In Hamburg musste die Feuerwehr seit Mittwochabend nicht mehr zu Hochwassereinsätzen ausrücken. Die Lage an der über die Ufer getretenen Alster entspannte sich ein wenig. Die Pegelstände stagnierten oder gingen leicht zurück, sagte ein Feuerwehrsprecher. Für eine Entwarnung sei es aber zu früh, man müsse erst abwarten, was noch an Wasser aus den überschwemmten Gebieten in Schleswig-Holstein nachlaufe. So warnte die Innenbehörde am Donnerstag auch weiter per Rundfunkdurchsage vor möglichen Überschwemmungen entlang des gesamten Alsterlaufs, entlang der Ammersbek, der Susebek und der oberen Bille.

Noch an Heiligabend waren die Einsatzkräfte vor allem in den Norden der Hansestadt ausgerückt, um in Stadtteilen wie Duvenstedt, Ohlstedt und Lemsahl-Mellingstedt Häuser und Grundstücke gegen die Alsterfluten zu schützen. Nach Angaben der Feuerwehr wurden mehr als 3000 Sandsäcke verbaut, rund 140 Helfer waren im Einsatz.

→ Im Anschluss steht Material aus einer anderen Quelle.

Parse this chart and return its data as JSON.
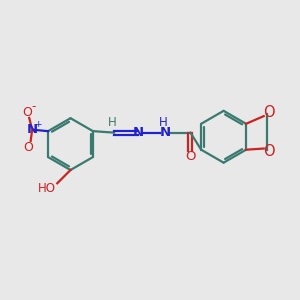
{
  "bg_color": "#e8e8e8",
  "bond_color": "#3a7a70",
  "N_color": "#2222cc",
  "O_color": "#cc2222",
  "line_width": 1.6,
  "dbo": 0.055,
  "font_size": 8.5,
  "fig_width": 3.0,
  "fig_height": 3.0,
  "xlim": [
    0,
    10
  ],
  "ylim": [
    0,
    10
  ]
}
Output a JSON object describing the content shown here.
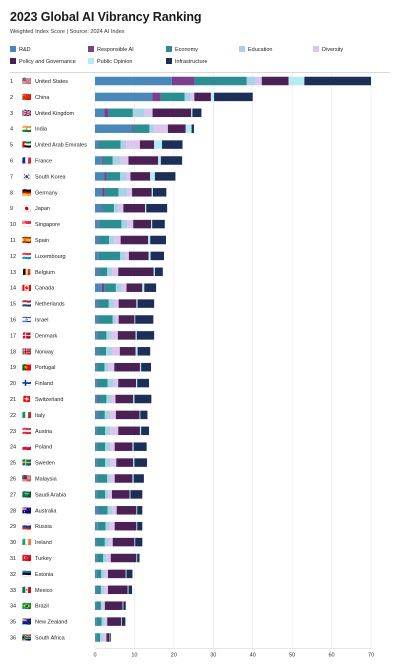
{
  "title": "2023 Global AI Vibrancy Ranking",
  "subtitle": "Weighted Index Score | Source: 2024 AI Index",
  "colors": {
    "rnd": "#4a88b9",
    "responsible_ai": "#7a3f8f",
    "economy": "#2b8f91",
    "education": "#a8d3e6",
    "diversity": "#dcc6ee",
    "policy": "#4a2154",
    "public_opinion": "#b3ecf4",
    "infrastructure": "#1e2f57"
  },
  "legend": [
    {
      "key": "rnd",
      "label": "R&D"
    },
    {
      "key": "responsible_ai",
      "label": "Responsible AI"
    },
    {
      "key": "economy",
      "label": "Economy"
    },
    {
      "key": "education",
      "label": "Education"
    },
    {
      "key": "diversity",
      "label": "Diversity"
    },
    {
      "key": "policy",
      "label": "Policy and Governance"
    },
    {
      "key": "public_opinion",
      "label": "Public Opinion"
    },
    {
      "key": "infrastructure",
      "label": "Infrastructure"
    }
  ],
  "chart_data": {
    "type": "bar",
    "orientation": "horizontal",
    "stacked": true,
    "xlim": [
      0,
      70
    ],
    "xticks": [
      0,
      10,
      20,
      30,
      40,
      50,
      60,
      70
    ],
    "segment_order": [
      "rnd",
      "responsible_ai",
      "economy",
      "education",
      "diversity",
      "policy",
      "public_opinion",
      "infrastructure"
    ],
    "rows": [
      {
        "rank": 1,
        "country": "United States",
        "flag": "🇺🇸",
        "values": {
          "rnd": 19.5,
          "responsible_ai": 5.8,
          "economy": 13.2,
          "education": 2.2,
          "diversity": 1.6,
          "policy": 6.8,
          "public_opinion": 4.0,
          "infrastructure": 16.9
        }
      },
      {
        "rank": 2,
        "country": "China",
        "flag": "🇨🇳",
        "values": {
          "rnd": 14.5,
          "responsible_ai": 2.2,
          "economy": 6.0,
          "education": 1.5,
          "diversity": 1.0,
          "policy": 4.2,
          "public_opinion": 0.8,
          "infrastructure": 9.8
        }
      },
      {
        "rank": 3,
        "country": "United Kingdom",
        "flag": "🇬🇧",
        "values": {
          "rnd": 2.4,
          "responsible_ai": 1.0,
          "economy": 6.2,
          "education": 3.0,
          "diversity": 2.0,
          "policy": 9.8,
          "public_opinion": 0.3,
          "infrastructure": 2.3
        }
      },
      {
        "rank": 4,
        "country": "India",
        "flag": "🇮🇳",
        "values": {
          "rnd": 9.5,
          "responsible_ai": 0.3,
          "economy": 4.0,
          "education": 1.2,
          "diversity": 3.5,
          "policy": 4.5,
          "public_opinion": 1.5,
          "infrastructure": 0.6
        }
      },
      {
        "rank": 5,
        "country": "United Arab Emirates",
        "flag": "🇦🇪",
        "values": {
          "rnd": 0.8,
          "responsible_ai": 0.2,
          "economy": 5.5,
          "education": 1.4,
          "diversity": 3.5,
          "policy": 3.6,
          "public_opinion": 2.0,
          "infrastructure": 5.2
        }
      },
      {
        "rank": 6,
        "country": "France",
        "flag": "🇫🇷",
        "values": {
          "rnd": 1.7,
          "responsible_ai": 0.3,
          "economy": 2.5,
          "education": 2.0,
          "diversity": 2.0,
          "policy": 7.5,
          "public_opinion": 0.7,
          "infrastructure": 5.4
        }
      },
      {
        "rank": 7,
        "country": "South Korea",
        "flag": "🇰🇷",
        "values": {
          "rnd": 2.4,
          "responsible_ai": 0.5,
          "economy": 3.5,
          "education": 1.6,
          "diversity": 1.0,
          "policy": 5.0,
          "public_opinion": 1.2,
          "infrastructure": 5.2
        }
      },
      {
        "rank": 8,
        "country": "Germany",
        "flag": "🇩🇪",
        "values": {
          "rnd": 1.8,
          "responsible_ai": 0.7,
          "economy": 3.5,
          "education": 2.2,
          "diversity": 1.2,
          "policy": 5.0,
          "public_opinion": 0.3,
          "infrastructure": 3.4
        }
      },
      {
        "rank": 9,
        "country": "Japan",
        "flag": "🇯🇵",
        "values": {
          "rnd": 1.6,
          "responsible_ai": 0.2,
          "economy": 3.0,
          "education": 1.2,
          "diversity": 1.2,
          "policy": 5.5,
          "public_opinion": 0.3,
          "infrastructure": 5.3
        }
      },
      {
        "rank": 10,
        "country": "Singapore",
        "flag": "🇸🇬",
        "values": {
          "rnd": 1.0,
          "responsible_ai": 0.2,
          "economy": 5.5,
          "education": 1.5,
          "diversity": 1.5,
          "policy": 4.5,
          "public_opinion": 0.3,
          "infrastructure": 3.2
        }
      },
      {
        "rank": 11,
        "country": "Spain",
        "flag": "🇪🇸",
        "values": {
          "rnd": 0.9,
          "responsible_ai": 0.2,
          "economy": 2.5,
          "education": 1.3,
          "diversity": 1.6,
          "policy": 7.0,
          "public_opinion": 0.5,
          "infrastructure": 4.0
        }
      },
      {
        "rank": 12,
        "country": "Luxembourg",
        "flag": "🇱🇺",
        "values": {
          "rnd": 0.8,
          "responsible_ai": 0.1,
          "economy": 5.5,
          "education": 1.2,
          "diversity": 1.0,
          "policy": 5.0,
          "public_opinion": 0.5,
          "infrastructure": 3.4
        }
      },
      {
        "rank": 13,
        "country": "Belgium",
        "flag": "🇧🇪",
        "values": {
          "rnd": 0.9,
          "responsible_ai": 0.2,
          "economy": 2.0,
          "education": 1.3,
          "diversity": 1.5,
          "policy": 9.0,
          "public_opinion": 0.3,
          "infrastructure": 2.0
        }
      },
      {
        "rank": 14,
        "country": "Canada",
        "flag": "🇨🇦",
        "values": {
          "rnd": 1.7,
          "responsible_ai": 0.6,
          "economy": 3.0,
          "education": 1.5,
          "diversity": 1.2,
          "policy": 4.0,
          "public_opinion": 0.5,
          "infrastructure": 3.0
        }
      },
      {
        "rank": 15,
        "country": "Netherlands",
        "flag": "🇳🇱",
        "values": {
          "rnd": 0.8,
          "responsible_ai": 0.2,
          "economy": 2.5,
          "education": 1.3,
          "diversity": 1.2,
          "policy": 4.5,
          "public_opinion": 0.3,
          "infrastructure": 4.2
        }
      },
      {
        "rank": 16,
        "country": "Israel",
        "flag": "🇮🇱",
        "values": {
          "rnd": 0.8,
          "responsible_ai": 0.2,
          "economy": 3.5,
          "education": 0.7,
          "diversity": 0.8,
          "policy": 4.0,
          "public_opinion": 0.2,
          "infrastructure": 4.6
        }
      },
      {
        "rank": 17,
        "country": "Denmark",
        "flag": "🇩🇰",
        "values": {
          "rnd": 0.7,
          "responsible_ai": 0.2,
          "economy": 2.0,
          "education": 1.3,
          "diversity": 1.6,
          "policy": 4.5,
          "public_opinion": 0.3,
          "infrastructure": 4.4
        }
      },
      {
        "rank": 18,
        "country": "Norway",
        "flag": "🇳🇴",
        "values": {
          "rnd": 0.6,
          "responsible_ai": 0.2,
          "economy": 2.0,
          "education": 1.5,
          "diversity": 2.0,
          "policy": 4.0,
          "public_opinion": 0.5,
          "infrastructure": 3.2
        }
      },
      {
        "rank": 19,
        "country": "Portugal",
        "flag": "🇵🇹",
        "values": {
          "rnd": 0.5,
          "responsible_ai": 0.1,
          "economy": 1.8,
          "education": 1.0,
          "diversity": 1.5,
          "policy": 6.5,
          "public_opinion": 0.3,
          "infrastructure": 2.5
        }
      },
      {
        "rank": 20,
        "country": "Finland",
        "flag": "🇫🇮",
        "values": {
          "rnd": 0.5,
          "responsible_ai": 0.2,
          "economy": 2.5,
          "education": 1.5,
          "diversity": 1.2,
          "policy": 4.5,
          "public_opinion": 0.3,
          "infrastructure": 3.0
        }
      },
      {
        "rank": 21,
        "country": "Switzerland",
        "flag": "🇨🇭",
        "values": {
          "rnd": 0.6,
          "responsible_ai": 0.3,
          "economy": 2.0,
          "education": 1.3,
          "diversity": 1.0,
          "policy": 4.5,
          "public_opinion": 0.3,
          "infrastructure": 4.3
        }
      },
      {
        "rank": 22,
        "country": "Italy",
        "flag": "🇮🇹",
        "values": {
          "rnd": 0.8,
          "responsible_ai": 0.2,
          "economy": 1.5,
          "education": 1.3,
          "diversity": 1.5,
          "policy": 6.0,
          "public_opinion": 0.2,
          "infrastructure": 1.8
        }
      },
      {
        "rank": 23,
        "country": "Austria",
        "flag": "🇦🇹",
        "values": {
          "rnd": 0.5,
          "responsible_ai": 0.1,
          "economy": 2.0,
          "education": 1.3,
          "diversity": 2.0,
          "policy": 5.5,
          "public_opinion": 0.3,
          "infrastructure": 2.0
        }
      },
      {
        "rank": 24,
        "country": "Poland",
        "flag": "🇵🇱",
        "values": {
          "rnd": 0.5,
          "responsible_ai": 0.1,
          "economy": 2.0,
          "education": 1.2,
          "diversity": 1.2,
          "policy": 4.5,
          "public_opinion": 0.3,
          "infrastructure": 3.3
        }
      },
      {
        "rank": 25,
        "country": "Sweden",
        "flag": "🇸🇪",
        "values": {
          "rnd": 0.5,
          "responsible_ai": 0.1,
          "economy": 2.0,
          "education": 1.3,
          "diversity": 1.5,
          "policy": 4.3,
          "public_opinion": 0.3,
          "infrastructure": 3.2
        }
      },
      {
        "rank": 26,
        "country": "Malaysia",
        "flag": "🇲🇾",
        "values": {
          "rnd": 0.5,
          "responsible_ai": 0.1,
          "economy": 2.5,
          "education": 0.9,
          "diversity": 1.0,
          "policy": 4.5,
          "public_opinion": 0.3,
          "infrastructure": 2.6
        }
      },
      {
        "rank": 27,
        "country": "Saudi Arabia",
        "flag": "🇸🇦",
        "values": {
          "rnd": 0.5,
          "responsible_ai": 0.1,
          "economy": 2.0,
          "education": 0.7,
          "diversity": 1.0,
          "policy": 4.5,
          "public_opinion": 0.2,
          "infrastructure": 3.0
        }
      },
      {
        "rank": 28,
        "country": "Australia",
        "flag": "🇦🇺",
        "values": {
          "rnd": 0.8,
          "responsible_ai": 0.2,
          "economy": 2.2,
          "education": 1.3,
          "diversity": 1.0,
          "policy": 5.0,
          "public_opinion": 0.2,
          "infrastructure": 1.3
        }
      },
      {
        "rank": 29,
        "country": "Russia",
        "flag": "🇷🇺",
        "values": {
          "rnd": 0.6,
          "responsible_ai": 0.1,
          "economy": 2.0,
          "education": 1.0,
          "diversity": 1.3,
          "policy": 5.5,
          "public_opinion": 0.2,
          "infrastructure": 1.3
        }
      },
      {
        "rank": 30,
        "country": "Ireland",
        "flag": "🇮🇪",
        "values": {
          "rnd": 0.4,
          "responsible_ai": 0.1,
          "economy": 2.0,
          "education": 1.0,
          "diversity": 1.0,
          "policy": 5.5,
          "public_opinion": 0.2,
          "infrastructure": 1.8
        }
      },
      {
        "rank": 31,
        "country": "Turkey",
        "flag": "🇹🇷",
        "values": {
          "rnd": 0.5,
          "responsible_ai": 0.1,
          "economy": 1.5,
          "education": 0.9,
          "diversity": 1.0,
          "policy": 6.5,
          "public_opinion": 0.2,
          "infrastructure": 0.6
        }
      },
      {
        "rank": 32,
        "country": "Estonia",
        "flag": "🇪🇪",
        "values": {
          "rnd": 0.3,
          "responsible_ai": 0.1,
          "economy": 1.2,
          "education": 0.9,
          "diversity": 0.8,
          "policy": 4.5,
          "public_opinion": 0.2,
          "infrastructure": 1.5
        }
      },
      {
        "rank": 33,
        "country": "Mexico",
        "flag": "🇲🇽",
        "values": {
          "rnd": 0.4,
          "responsible_ai": 0.1,
          "economy": 1.0,
          "education": 0.8,
          "diversity": 1.0,
          "policy": 5.0,
          "public_opinion": 0.2,
          "infrastructure": 0.9
        }
      },
      {
        "rank": 34,
        "country": "Brazil",
        "flag": "🇧🇷",
        "values": {
          "rnd": 0.4,
          "responsible_ai": 0.1,
          "economy": 1.0,
          "education": 0.5,
          "diversity": 0.5,
          "policy": 4.5,
          "public_opinion": 0.2,
          "infrastructure": 0.6
        }
      },
      {
        "rank": 35,
        "country": "New Zealand",
        "flag": "🇳🇿",
        "values": {
          "rnd": 0.3,
          "responsible_ai": 0.1,
          "economy": 1.3,
          "education": 0.8,
          "diversity": 0.6,
          "policy": 3.5,
          "public_opinion": 0.2,
          "infrastructure": 0.9
        }
      },
      {
        "rank": 36,
        "country": "South Africa",
        "flag": "🇿🇦",
        "values": {
          "rnd": 0.2,
          "responsible_ai": 0.1,
          "economy": 1.0,
          "education": 0.7,
          "diversity": 0.9,
          "policy": 0.8,
          "public_opinion": 0.1,
          "infrastructure": 0.2
        }
      }
    ]
  }
}
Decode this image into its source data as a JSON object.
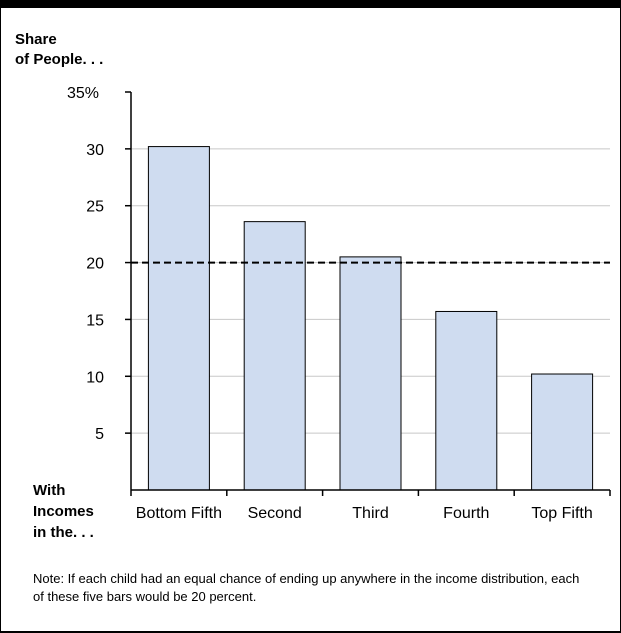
{
  "chart_data": {
    "type": "bar",
    "ylabel_lines": [
      "Share",
      "of People. . ."
    ],
    "xlabel_lines": [
      "With",
      "Incomes",
      "in the. . ."
    ],
    "categories": [
      "Bottom Fifth",
      "Second",
      "Third",
      "Fourth",
      "Top Fifth"
    ],
    "values": [
      30.2,
      23.6,
      20.5,
      15.7,
      10.2
    ],
    "ylim": [
      0,
      35
    ],
    "yticks": [
      5,
      10,
      15,
      20,
      25,
      30,
      35
    ],
    "ytick_labels": [
      "5",
      "10",
      "15",
      "20",
      "25",
      "30",
      "35%"
    ],
    "reference_line": 20,
    "grid": true,
    "bar_color": "#cfdcf0",
    "bar_edge_color": "#000000"
  },
  "note": "Note: If each child had an equal chance of ending up anywhere in the income distribution, each of these five bars would be 20 percent."
}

Nach dem Dauerregen hatten viele Flüsse in Hamburg und Schleswig-Holstein extrem hohe Pegelstände erreicht. Etliche Felder und Wiesen glichen Seenlandschaften. Die Treene bei Treia musste am Mittwoch nach Angaben des Kieler Umweltministeriums einen Abfluss von knapp 60 Kubikmeter pro Sekunde verkraften, der mittlere Abfluss liegt bei etwa 6 Kubikmeter pro Sekunde. Die Pegel am Oberlauf von Krückau, Pinnau und Stör hätten die höchsten je gemessenen Wasserstände. Die Tiefdruckgebiete „Freia I bis IV“ hatten dem Norden in den Tagen bis Heiligabend deutlich mehr Regen beschert, als es dem Monatsmittel entspreche. Mit gut 140 Litern Regen pro Quadratmeter sei aus Wittenborn bei Bad Segeberg der höchste Niederschlagswert gemeldet worden, berichtete der Deutsche Wetterdienst in Offenbach.